Experiments and calculations show that the previous SOC we had for Flatfish
(tablet) could only fill about 3x the frame buffer size at 60fps. Without
culling occluded layers the homescreen would only pan at 25 FPS or so. So
yes, this is very much motivated by concrete hardware problems. Tablets
tend to have underpowered GPUs in comparison to the screen resolution. We
will need all three. We have to cull occluded layers, we should use partial
buffer swap, and we should use 2D composition hardware since in certain
cases it can bypass writing to the frame buffer, saving that bandwidth.

Also, I am a bit skeptical of your math. You are using the maximum fill
rate of adreno. In practice fill rate might be further limited by the
memory used. We have seen substantial differences in memory bandwidth
between devices. We can ask our hardware friends for an explanation why
this is the case.

I am also working on a set of CSS benchmarks to measure fill rate (CSS
allows us to measure both, 2D compositor and the GPU). That should shed
some light on this variance between devices.

Andreas

Sent from Mobile.

On Aug 31, 2013, at 17:40, Benoit Jacob <jacob.benoi...@gmail.com> wrote:




2013/8/31 Andreas Gal <andreas....@gmail.com>

>
> Soon we will be using GL (and its Windows equivalent) on most platforms to
> implement a hardware accelerated compositor. We draw into a back buffer and
> with up to 60hz we perform a buffer swap to display the back buffer and
> make the front buffer the new back buffer (double buffering). As a result,
> we have to recomposite the entire window with up to 60hz, even if we are
> only animating a single pixel.
>

Do you have a particular device in mind?

Knowing whether we are fill-rate bound on any device that we care about is
an important prerequisite before we can decide whether this kind of
optimization is worth the added complexity.

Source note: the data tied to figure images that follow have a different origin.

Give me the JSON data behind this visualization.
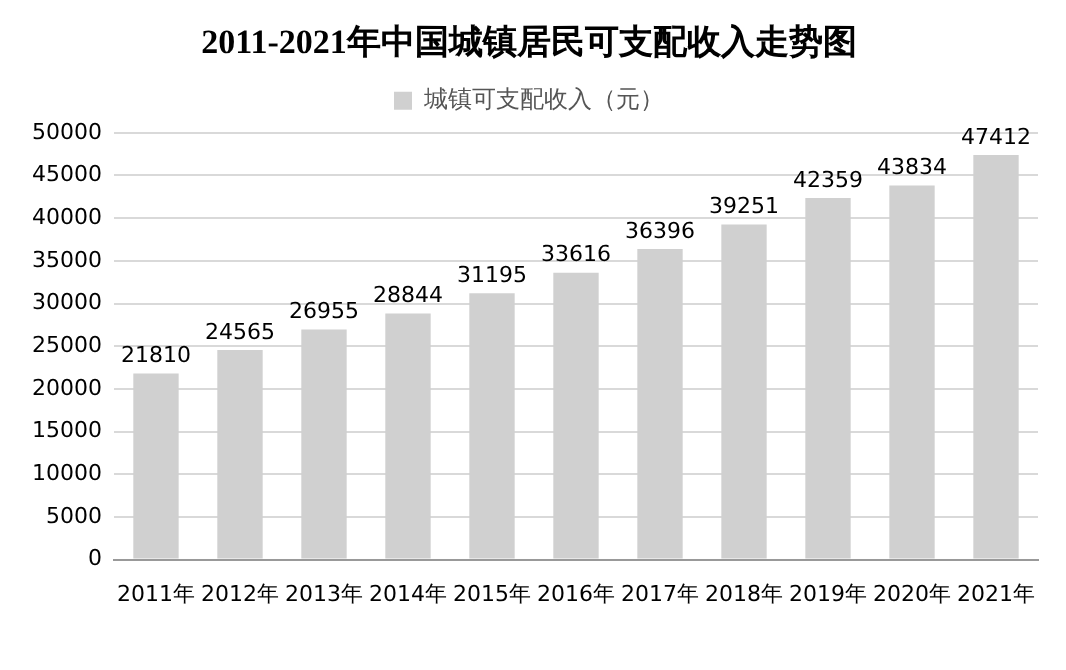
{
  "chart_data": {
    "type": "bar",
    "title": "2011-2021年中国城镇居民可支配收入走势图",
    "categories": [
      "2011年",
      "2012年",
      "2013年",
      "2014年",
      "2015年",
      "2016年",
      "2017年",
      "2018年",
      "2019年",
      "2020年",
      "2021年"
    ],
    "series": [
      {
        "name": "城镇可支配收入（元）",
        "color": "#d0d0d0",
        "values": [
          21810,
          24565,
          26955,
          28844,
          31195,
          33616,
          36396,
          39251,
          42359,
          43834,
          47412
        ]
      }
    ],
    "ylim": [
      0,
      50000
    ],
    "yticks": [
      0,
      5000,
      10000,
      15000,
      20000,
      25000,
      30000,
      35000,
      40000,
      45000,
      50000
    ],
    "grid": "y",
    "legend": "top",
    "data_labels": true
  }
}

As an example maybe showing why it is not out of hand obvious that we'd be
fill-rate bound anywhere: the ZTE Open phone has a MSM7225A chipset with
the "enhanced" variant of the Adreno 200 GPU, which has a fill-rate of 432M
pixels per second (Source: http://en.wikipedia.org/wiki/Adreno). While that
metric is hard to give a precise meaning, it should be enough for an
order-of-magnitude computation. This device has a 320x480 screen
resolution, so we compute:

    (320*480*60)/432e+6 = 0.02

So unless that computation is wrong, on the ZTE Open, refreshing the entire
screen 60 times per second consumes about 2% of the possible fill-rate.

On the original (not "enhanced") version of the Adreno 200, that figure
would be 7%.

By all means, it would be interesting to have numbers from an actual
experiment as opposed to the above naive, abstract computation. For that
experiment, a simple WebGL page with scissor/clearColor/clear calls would
suffice (scissor and clearColor calls preventing any short-circuiting).

Benoit



>
> On desktop, this is merely bad for battery life. On mobile, this can
> genuinely hit hardware limits and we won't hit 60 fps because we waste a
> lot of time recompositing pixels that don't change, sucking up memory
> bandwidth.
>
> Most platforms support some way to only update a partial rect of the frame
> buffer (AGL_SWAP_RECT on Mac, eglPostSubBufferNVfor Linux, setUpdateRect
> for Gonk/JB).
>
> I would like to add a protocol to layers to indicate that the layer has
> changed since the last composition (or not). I propose the following API:
>
> void ClearDamage(); // called by the compositor after the buffer swap
> void NotifyDamage(Rect); // called for every update to the layer, in
> window coordinate space (is that a good choice?)
>
> I am using Damage here to avoid overloading Invalidate. Bike shedding
> welcome. I would put these directly on Layer. When a color layer changes,
> we damage the whole layer. Thebes layers receive damage as the underlying
> buffer is updated.
>
> The compositor accumulates damage rects during composition and then does a
> buffer swap of that rect only, if supported by the driver.
>
> Damage rects could also be used to shrink the scissor rect when drawing
> the layer. I am not sure yet whether its easily doable to take advantage of
> this, but we can try as a follow-up patch.
>
> Feedback very welcome.
>
> Thanks,
>
> Andreas
>
> PS: Does anyone know how this works on Windows?